Negar la existencia de la prevaricación judicial en España es tan pueril como negar la existencia de oxígeno en un jardín botánico. Otra cosa es que los artículos 446 y 447 del Código Penal permitan a un ciudadano acreditar la prevaricación judicial en frontal obstrucción beligerante del Poder Judicial. No obstante, la idea de justicia se enuncia en la España del 78 bajo ese lenguaje poético jurídico de conveniencia a los propósitos y fines del sistema. Se trata de una retórica difusa, de conceptos vacíos, trazos irregulares y figuras discordantes que generan perplejidad bajo un pomposo ritual procesal en el que las palabras chocan unas con otras, como por ejemplo la broma inútil del denominado «incidente de nulidad de actuaciones».
El flogisto de los derechos fundamentales y el síndrome de Estocolmo
La propia idea de «derecho fundamental» puede convertirse en una macabra broma si un juez así lo estima por cuanto nadie sabe con certeza qué es un derecho fundamental, mucho menos el famoso «derecho a la tutela judicial efectiva» un derecho tan complejo como el propio universo y tan volátil como el flogisto de la alquimia medieval. Sólo los derechos de propiedad son acreditables bajo registro notarial, un privilegio legal del que claramente carecen los demás derechos.

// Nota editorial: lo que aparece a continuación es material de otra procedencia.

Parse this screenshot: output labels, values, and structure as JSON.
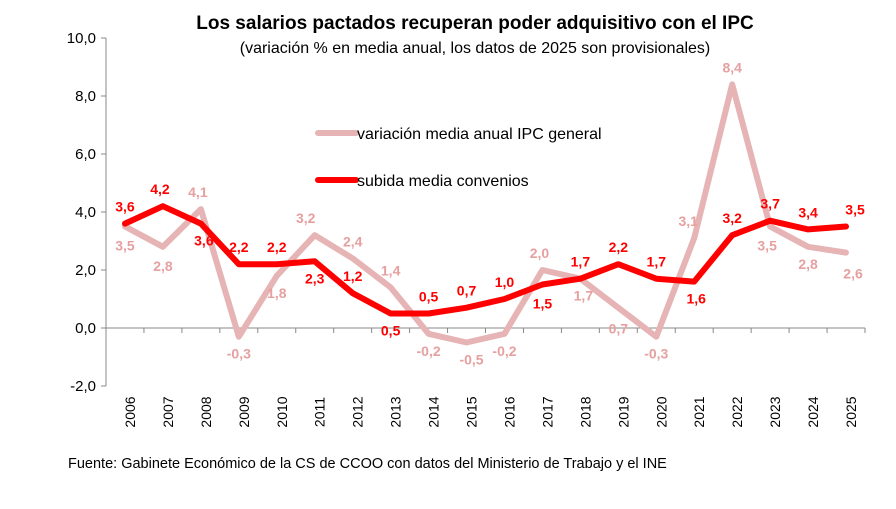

La sentencia del procés señala que el respeto a la Ley es problemático para cualquier político que pretenda encarnar y canalizar el espíritu y la voluntad de «el pueblo» real, toda vez que la retórica judicial encarna el concepto idealizado de «pueblo» en la figura del Rey que representa el estatus quo del sistema de poderes español que redactó la Constitución del 78. Así pues, mientras la derecha española se ve ampliamente refrendada en el Poder Judicial, la izquierda padece históricamente de algo muy parecido al «síndrome de Estocolmo». Ni siquiera el mundo universitario de las facultades de derecho estudia la realidad de las actuaciones jurisdiccionales del Poder Judicial, mucho menos la realidad de los procedimientos legislativos del Congreso; cómo surgen y quienes influyen.
La férula del absolutismo decimonónico
El Poder Judicial es absoluto, carece de contrapesos y sistemas eficaces de control. La racionalidad de sus resoluciones no es científica, sino instrumental toda vez que adapta los medios al fin que persigue a fin de ajustar la realidad a las exigencias de la norma. No es la norma lo que se viola, sino la realidad de los hechos la que se modula a conveniencia. Manipulación que se realiza al amparo de la regla arcaica de la «sana crítica». Un término del siglo XVII acuñado por los jesuitas franceses en la dialéctica de la contrarreforma. La arbitrariedad del Poder Judicial es tan «soberanamente habitual», pese a estar prohibida por el art. 3 de la Constitución Española que un juez de Jaén no tiene reparo alguno de expresar -ad pedem litterae-, en escrito procesal su personal sentimiento de «profundo odio» contra una empresa y su letrado que había presentado recurso de recusación contra el juez. Nadie concibe hoy en España que un empleado de Mercadona exprese su sentimiento de odio contra un cliente que manifiesta su queja. Su imagen de profesionalidad quedaría fulminantemente laminada por la propia filosofía de empresa. Mas allá del anecdotario de las anomalías relevantes, la actual configuración de todo el sistema judicial español -anquilosado en la alquimia de voluntades-, constituye un enorme lastre de inercia que impide seriamente el desarrollo de cualquier política emancipatoria que, cuanto menos, ponga freno al largo proceso de decadencia en el que se encuentra inmerso el Estado Español. Sin proyecto de futuro el presente se va descomponiendo en una larga sucesión de pasados que se agotan en sí mismos.